Abby Boylen didn’t want to be a superhero, she just wanted to fly. Unfortunately for her, she began flying around the time of Civil War, and so if she wanted to use her powers, she would have to be official about it. She was recruited for the Avengers Initiative by War Machine and while at Camp Hammond she mastered her cloud-manipulation powers that allow her to fly, in addition to being one of the best sharpshooters they had. After her training she ended up on Montana’s Freedom Force team, but she has since quit superheroics altogether, now that she can fly without fear of being tossed in prison. While it would be a shame for Cloud 9 to be forced out of retirement, it would be even more of a shame if she was never seen again. She was a very interesting young character that was uniquely impacted by the fallout of the first Civil War, and she would be able to provide some insight to the Champions, who are forming in the wreckage of the second.

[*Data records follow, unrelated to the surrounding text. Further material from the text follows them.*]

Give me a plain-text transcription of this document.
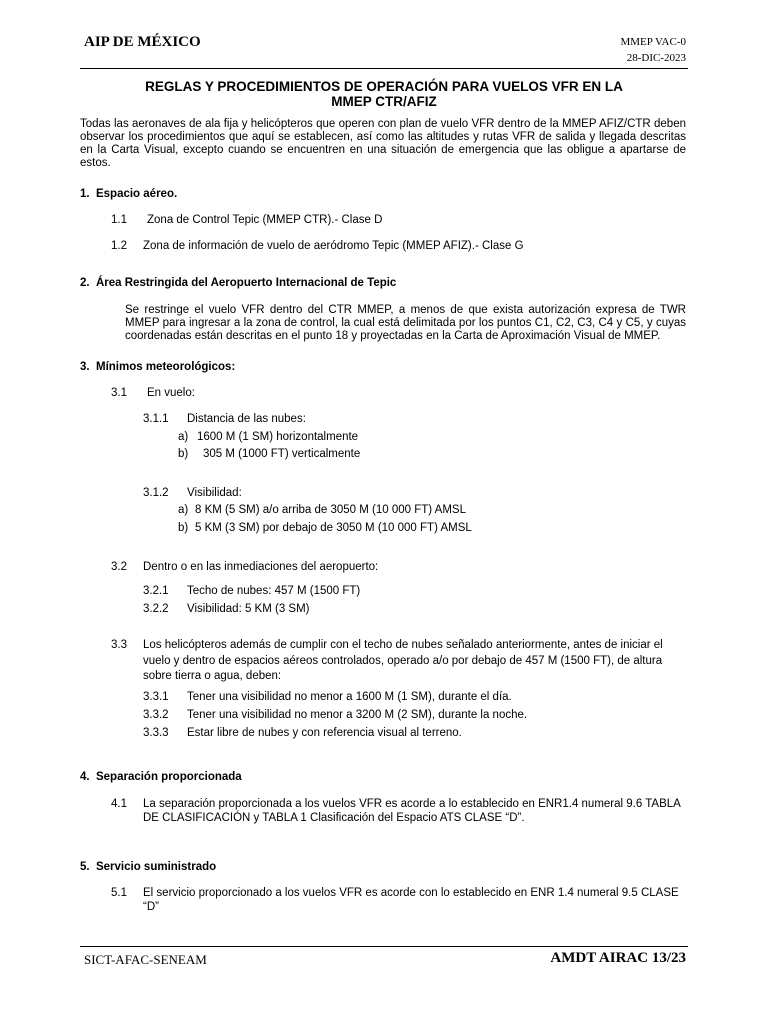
AIP DE MÉXICO	MMEP VAC-0
28-DIC-2023
REGLAS Y PROCEDIMIENTOS DE OPERACIÓN PARA VUELOS VFR EN LA
MMEP CTR/AFIZ
Todas las aeronaves de ala fija y helicópteros que operen con plan de vuelo VFR dentro de la MMEP AFIZ/CTR deben observar los procedimientos que aquí se establecen, así como las altitudes y rutas VFR de salida y llegada descritas en la Carta Visual, excepto cuando se encuentren en una situación de emergencia que las obligue a apartarse de estos.
1. Espacio aéreo.
1.1 Zona de Control Tepic (MMEP CTR).- Clase D
1.2 Zona de información de vuelo de aeródromo Tepic (MMEP AFIZ).- Clase G
2. Área Restringida del Aeropuerto Internacional de Tepic
Se restringe el vuelo VFR dentro del CTR MMEP, a menos de que exista autorización expresa de TWR MMEP para ingresar a la zona de control, la cual está delimitada por los puntos C1, C2, C3, C4 y C5, y cuyas coordenadas están descritas en el punto 18 y proyectadas en la Carta de Aproximación Visual de MMEP.
3. Mínimos meteorológicos:
3.1 En vuelo:
3.1.1 Distancia de las nubes:
a) 1600 M (1 SM) horizontalmente
b) 305 M (1000 FT) verticalmente
3.1.2 Visibilidad:
a) 8 KM (5 SM) a/o arriba de 3050 M (10 000 FT) AMSL
b) 5 KM (3 SM) por debajo de 3050 M (10 000 FT) AMSL
3.2 Dentro o en las inmediaciones del aeropuerto:
3.2.1 Techo de nubes: 457 M (1500 FT)
3.2.2 Visibilidad: 5 KM (3 SM)
3.3 Los helicópteros además de cumplir con el techo de nubes señalado anteriormente, antes de iniciar el vuelo y dentro de espacios aéreos controlados, operado a/o por debajo de 457 M (1500 FT), de altura sobre tierra o agua, deben:
3.3.1 Tener una visibilidad no menor a 1600 M (1 SM), durante el día.
3.3.2 Tener una visibilidad no menor a 3200 M (2 SM), durante la noche.
3.3.3 Estar libre de nubes y con referencia visual al terreno.
4. Separación proporcionada
4.1 La separación proporcionada a los vuelos VFR es acorde a lo establecido en ENR1.4 numeral 9.6 TABLA DE CLASIFICACIÓN y TABLA 1 Clasificación del Espacio ATS CLASE “D”.
5. Servicio suministrado
5.1 El servicio proporcionado a los vuelos VFR es acorde con lo establecido en ENR 1.4 numeral 9.5 CLASE “D”
SICT-AFAC-SENEAM	AMDT AIRAC 13/23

Robbie Reyes, the hot rod-driving, all-new, all-different Ghost Rider, hasn’t been missing for as long as some of the other heroes on this list—he was last seen just under a year ago in the pages of the Ghost Racers tie-in to Secret Wars, and his own series ended a few months before that if you don’t want count alternate reality versions—but he’s perhaps the most prominent, and puzzling. Robbie has quickly become a cult-favorite character, and it would be crazy of Marvel not to try and keep his momentum going, but it’s been nothing but radio silence regarding his status post-Secret Wars. Robbie is one of Marvel’s best Latino characters and is definitely part of the same generation as Ms. Marvel and the rest of her team, so he’d fit right in, and would also fill that supernatural void on the team that I keep mentioning. And besides, the Johnny Blaze Ghost Rider was part of the lineup of the original Champions, so it would be a nice call back to the team’s namesake.